The Black encoding direction is dominated by color-compound subword tokens at early layers (Berry, jack, smith, as in Blackberry, Blackjack, Blacksmith) before shifting to civic vocabulary (Lives, protester, Panther) at later layers.

These are pretraining-corpus distributional artifacts, not model intent. But they sit in directions that, in base models, are causally active at intermediate layers, and they are completely invisible to the bias benchmarks the field uses to evaluate models for deployment.

Why this matters

If you publish silicon-sampling results (claims about what demographic communities think, want, or need based on simulated LLM responses) and you've validated your model on behavioral fairness benchmarks, that validation is not enough.

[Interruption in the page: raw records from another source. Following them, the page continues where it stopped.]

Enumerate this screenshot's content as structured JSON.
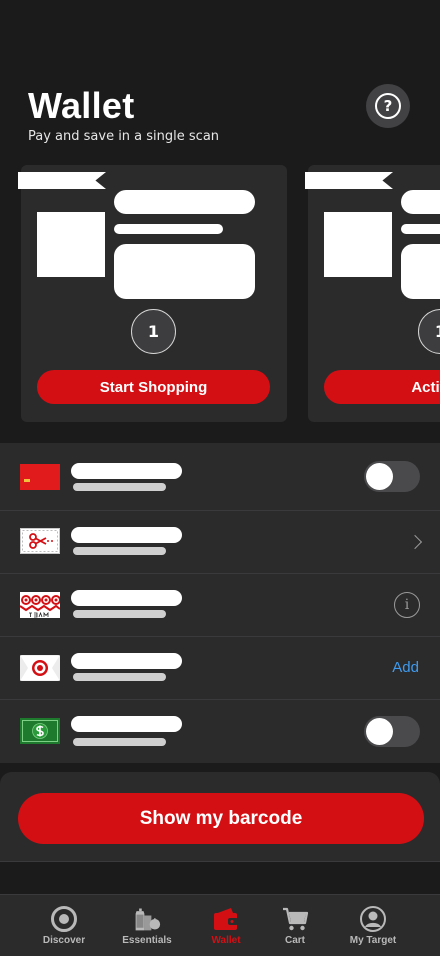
{
  "header": {
    "title": "Wallet",
    "subtitle": "Pay and save in a single scan",
    "help_glyph": "?",
    "help_icon": "question-circle-icon"
  },
  "offers": [
    {
      "count": "1",
      "button_label": "Start Shopping"
    },
    {
      "count": "1",
      "button_label": "Activate"
    }
  ],
  "wallet_items": [
    {
      "icon": "red-card-icon",
      "control": "toggle",
      "toggle_on": false
    },
    {
      "icon": "scissors-coupon-icon",
      "control": "chevron"
    },
    {
      "icon": "team-target-icon",
      "control": "info",
      "info_glyph": "i"
    },
    {
      "icon": "target-card-icon",
      "control": "link",
      "link_label": "Add"
    },
    {
      "icon": "dollar-bill-icon",
      "control": "toggle",
      "toggle_on": false
    }
  ],
  "barcode": {
    "button_label": "Show my barcode"
  },
  "tabbar": {
    "tabs": [
      {
        "label": "Discover",
        "icon": "bullseye-icon",
        "active": false
      },
      {
        "label": "Essentials",
        "icon": "grocery-icon",
        "active": false
      },
      {
        "label": "Wallet",
        "icon": "wallet-icon",
        "active": true
      },
      {
        "label": "Cart",
        "icon": "cart-icon",
        "active": false
      },
      {
        "label": "My Target",
        "icon": "profile-icon",
        "active": false
      }
    ]
  },
  "colors": {
    "background": "#1b1b1c",
    "surface": "#2b2b2c",
    "accent": "#d40f14",
    "link": "#3f9bef"
  }
}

The model can show clean behavioral output while drawing on representations shaped by criminalization associations, color-compound polysemy, or majority-context dependence.

If you build alignment systems and your evaluation stops at output-level fairness metrics, you may be treating only the symptom. Mistral-7B-Instruct's results suggest current behavioral interventions can leave the underlying representation intact and simply route around it.

For evaluation generally: geometric presence (what a probe measures), causal activity (what patching measures), and behavioral expression (what benchmarks measure) are three distinct properties. They can diverge. Treating any one as a proxy for the others produces conclusions the evidence does not support.

What's next

  • Modern frontier models. This audit covered open-weights models up to Mistral-7B because mechanistic intervention requires direct access to activations. Replicating findings on closed frontier models (GPT-4, Claude, Llama-3) is methodologically harder but increasingly important.
  • Sparse autoencoder decomposition of demographic encoding directions, to test whether they are monosemantic features or superpositions of correlated social signals.
  • Causal connection between intermediate-layer activity and final-layer outputs. Whether the criminalization-adjacent vocabulary detected at intermediate layers propagates to influence what the model actually generates.
  • Open-ended generation benchmarks (BOLD, HolisticBias) to test whether the behavioral collapse documented here generalizes beyond multiple-choice formats.
  • Application to silicon-sampling pipelines in the wild, running Phases 1 through 3 on models being used in published demographic simulation studies.

The pipeline is open-source and works on any open-weights model supported by TransformerLens.

Cite

Rodriguez, C. (2026). Beyond Behavioral Benchmarks: Mechanistic Evidence of Demographic Encoding Dissociation in Language Models. Working paper.